As much as I enjoy ribbing distinguished lawyers and judges for being bad at computers, I really cannot blame them in this instance. Since 2012, I've read half a dozen explanations of APIs aimed at laypersons (Motherboard has a very good one here, and this explanation from 2012 is good as well). I have seen APIs compared to dictionaries, to collections of aphorisms, to the Star Trek constructed language Klingon, to the QWERTY keyboard configuration. At one point, I myself compared APIs to yoga positions. On Tuesday morning, I was relatively confident that I knew what an API was.

Then Robert Van Nest drags a filing cabinet into a courtroom and I start feeling like:

At first I thought the filing cabinet was supposed to be the API, but then what on earth are the folders inside the filing cabinet supposed to be? Why is a drawer labeled "Math"? How does this help anyone understand anything?

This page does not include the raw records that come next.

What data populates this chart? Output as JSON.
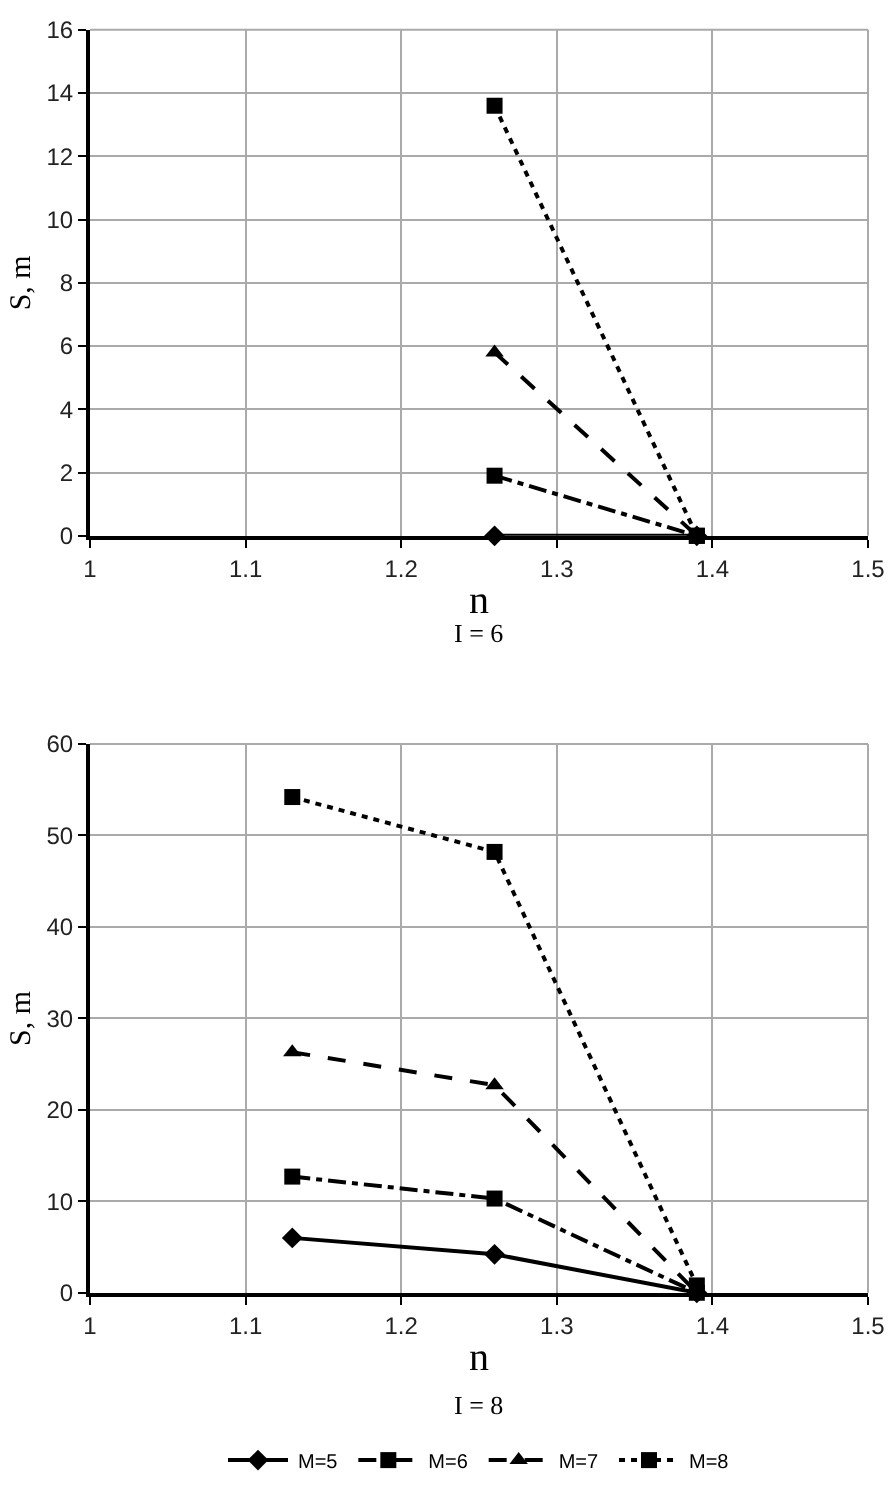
{
  "chart_data": [
    {
      "type": "line",
      "title": "I = 6",
      "xlabel": "n",
      "ylabel": "S, m",
      "x": [
        1.26,
        1.39
      ],
      "series": [
        {
          "color": "#000000",
          "values": [
            0,
            0
          ],
          "marker": "diamond",
          "line_style": "solid"
        },
        {
          "color": "#000000",
          "values": [
            1.9,
            0
          ],
          "marker": "square",
          "line_style": "dashdot"
        },
        {
          "color": "#000000",
          "values": [
            5.8,
            0
          ],
          "marker": "triangle",
          "line_style": "dashed"
        },
        {
          "color": "#000000",
          "values": [
            13.6,
            0
          ],
          "marker": "square",
          "line_style": "dotted"
        }
      ],
      "xlim": [
        1,
        1.5
      ],
      "xticks": [
        1,
        1.1,
        1.2,
        1.3,
        1.4,
        1.5
      ],
      "ylim": [
        0,
        16
      ],
      "yticks": [
        0,
        2,
        4,
        6,
        8,
        10,
        12,
        14,
        16
      ],
      "grid": true,
      "legend": false
    },
    {
      "type": "line",
      "title": "I = 8",
      "xlabel": "n",
      "ylabel": "S, m",
      "x": [
        1.13,
        1.26,
        1.39
      ],
      "series": [
        {
          "name": "M=5",
          "color": "#000000",
          "values": [
            6,
            4.2,
            0
          ],
          "marker": "diamond",
          "line_style": "solid"
        },
        {
          "name": "M=6",
          "color": "#000000",
          "values": [
            12.7,
            10.3,
            0
          ],
          "marker": "square",
          "line_style": "dashdot"
        },
        {
          "name": "M=7",
          "color": "#000000",
          "values": [
            26.3,
            22.7,
            0
          ],
          "marker": "triangle",
          "line_style": "dashed"
        },
        {
          "name": "M=8",
          "color": "#000000",
          "values": [
            54.2,
            48.2,
            0.8
          ],
          "marker": "square",
          "line_style": "dotted"
        }
      ],
      "xlim": [
        1,
        1.5
      ],
      "xticks": [
        1,
        1.1,
        1.2,
        1.3,
        1.4,
        1.5
      ],
      "ylim": [
        0,
        60
      ],
      "yticks": [
        0,
        10,
        20,
        30,
        40,
        50,
        60
      ],
      "grid": true,
      "legend": "bottom"
    }
  ]
}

This is a literal text message conversation I had in the aftermath of having my head fucked with by this filing cabinet:

[redacted]: The files in this analogy were empty until Google filled them
[redacted]: Imagine your job is looking up the contents of the files
[redacted]: You can jump from one job to another much more easily if everybody keeps their files in the same place
me: then I'd be an API?
me: no, that can't be right

After conferring with others, I have determined that Van Nest means to explain that the system of filing (the labels on the folders and the drawers) is the API, and that he waved around some empty folders to illustrate how Google wrote its own implementing code to "fill the folders" with, rather than "stealing" Oracle's intellectual property.

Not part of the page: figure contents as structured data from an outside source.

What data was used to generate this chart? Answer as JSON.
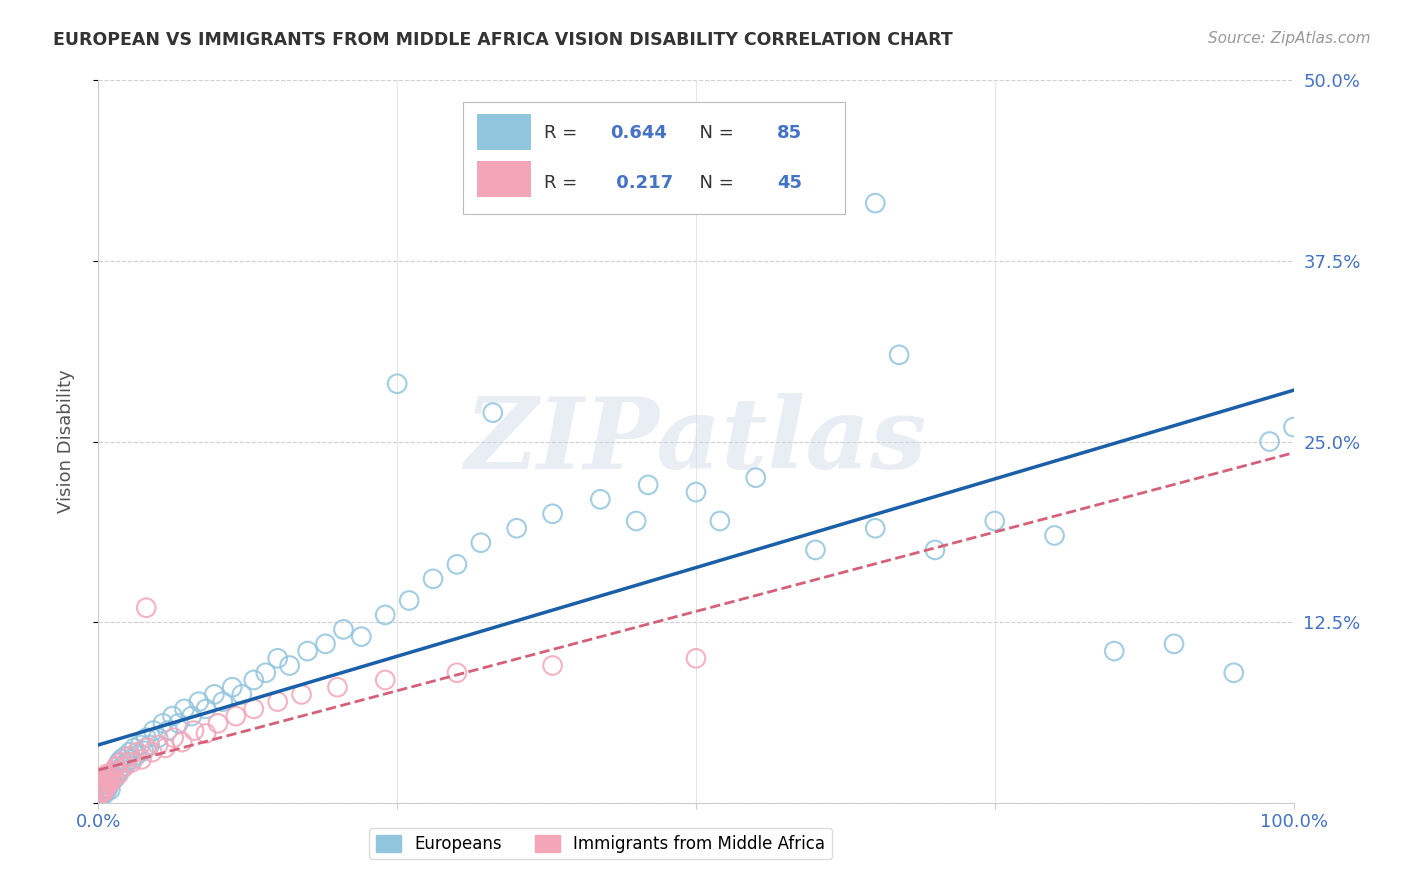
{
  "title": "EUROPEAN VS IMMIGRANTS FROM MIDDLE AFRICA VISION DISABILITY CORRELATION CHART",
  "source": "Source: ZipAtlas.com",
  "ylabel": "Vision Disability",
  "background_color": "#ffffff",
  "grid_color": "#d0d0d0",
  "blue_color": "#92c5de",
  "blue_line_color": "#1a5fa8",
  "pink_color": "#f4a6b8",
  "pink_line_color": "#d4607a",
  "r_blue": "0.644",
  "n_blue": "85",
  "r_pink": "0.217",
  "n_pink": "45",
  "xlim": [
    0.0,
    1.0
  ],
  "ylim": [
    0.0,
    0.5
  ],
  "blue_scatter_x": [
    0.001,
    0.002,
    0.003,
    0.003,
    0.004,
    0.004,
    0.005,
    0.005,
    0.006,
    0.006,
    0.007,
    0.007,
    0.008,
    0.008,
    0.009,
    0.01,
    0.01,
    0.011,
    0.012,
    0.013,
    0.014,
    0.015,
    0.016,
    0.017,
    0.018,
    0.019,
    0.02,
    0.022,
    0.024,
    0.026,
    0.028,
    0.03,
    0.032,
    0.035,
    0.038,
    0.04,
    0.043,
    0.046,
    0.05,
    0.054,
    0.058,
    0.062,
    0.067,
    0.072,
    0.078,
    0.084,
    0.09,
    0.097,
    0.104,
    0.112,
    0.12,
    0.13,
    0.14,
    0.15,
    0.16,
    0.175,
    0.19,
    0.205,
    0.22,
    0.24,
    0.26,
    0.28,
    0.3,
    0.32,
    0.35,
    0.38,
    0.42,
    0.46,
    0.5,
    0.55,
    0.6,
    0.65,
    0.7,
    0.75,
    0.8,
    0.85,
    0.9,
    0.95,
    0.98,
    1.0,
    0.25,
    0.33,
    0.45,
    0.52,
    0.67
  ],
  "blue_scatter_y": [
    0.005,
    0.008,
    0.006,
    0.012,
    0.007,
    0.015,
    0.006,
    0.01,
    0.008,
    0.014,
    0.009,
    0.016,
    0.01,
    0.018,
    0.012,
    0.009,
    0.02,
    0.015,
    0.018,
    0.022,
    0.017,
    0.025,
    0.02,
    0.028,
    0.022,
    0.03,
    0.025,
    0.032,
    0.028,
    0.035,
    0.03,
    0.038,
    0.033,
    0.04,
    0.036,
    0.045,
    0.04,
    0.05,
    0.045,
    0.055,
    0.05,
    0.06,
    0.055,
    0.065,
    0.06,
    0.07,
    0.065,
    0.075,
    0.07,
    0.08,
    0.075,
    0.085,
    0.09,
    0.1,
    0.095,
    0.105,
    0.11,
    0.12,
    0.115,
    0.13,
    0.14,
    0.155,
    0.165,
    0.18,
    0.19,
    0.2,
    0.21,
    0.22,
    0.215,
    0.225,
    0.175,
    0.19,
    0.175,
    0.195,
    0.185,
    0.105,
    0.11,
    0.09,
    0.25,
    0.26,
    0.29,
    0.27,
    0.195,
    0.195,
    0.31
  ],
  "blue_outlier_x": [
    0.65
  ],
  "blue_outlier_y": [
    0.415
  ],
  "pink_scatter_x": [
    0.001,
    0.002,
    0.002,
    0.003,
    0.003,
    0.004,
    0.004,
    0.005,
    0.005,
    0.006,
    0.006,
    0.007,
    0.007,
    0.008,
    0.009,
    0.01,
    0.011,
    0.012,
    0.013,
    0.015,
    0.017,
    0.019,
    0.022,
    0.025,
    0.028,
    0.032,
    0.036,
    0.04,
    0.045,
    0.05,
    0.056,
    0.063,
    0.07,
    0.08,
    0.09,
    0.1,
    0.115,
    0.13,
    0.15,
    0.17,
    0.2,
    0.24,
    0.3,
    0.38,
    0.5
  ],
  "pink_scatter_y": [
    0.005,
    0.007,
    0.012,
    0.008,
    0.015,
    0.01,
    0.018,
    0.008,
    0.014,
    0.01,
    0.018,
    0.012,
    0.02,
    0.015,
    0.018,
    0.014,
    0.02,
    0.016,
    0.022,
    0.025,
    0.02,
    0.028,
    0.025,
    0.032,
    0.028,
    0.035,
    0.03,
    0.038,
    0.035,
    0.04,
    0.038,
    0.045,
    0.042,
    0.05,
    0.048,
    0.055,
    0.06,
    0.065,
    0.07,
    0.075,
    0.08,
    0.085,
    0.09,
    0.095,
    0.1
  ],
  "pink_outlier_x": [
    0.04
  ],
  "pink_outlier_y": [
    0.135
  ],
  "watermark_text": "ZIPatlas",
  "legend_r_label": "R = ",
  "legend_n_label": "N = "
}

Was this literal-filing-cabinet-as-a-visual-aid a bad idea on Google's part? We've only had one day of trial so far, so it's probably too early to say. But it wasn't a hasty choice on Google's part. The filing cabinet was a much-favored prop during the first trial in 2012. I haven't been able to confirm whether or not it's the same cabinet from four years ago, but we'll probably see much more of it in the coming days.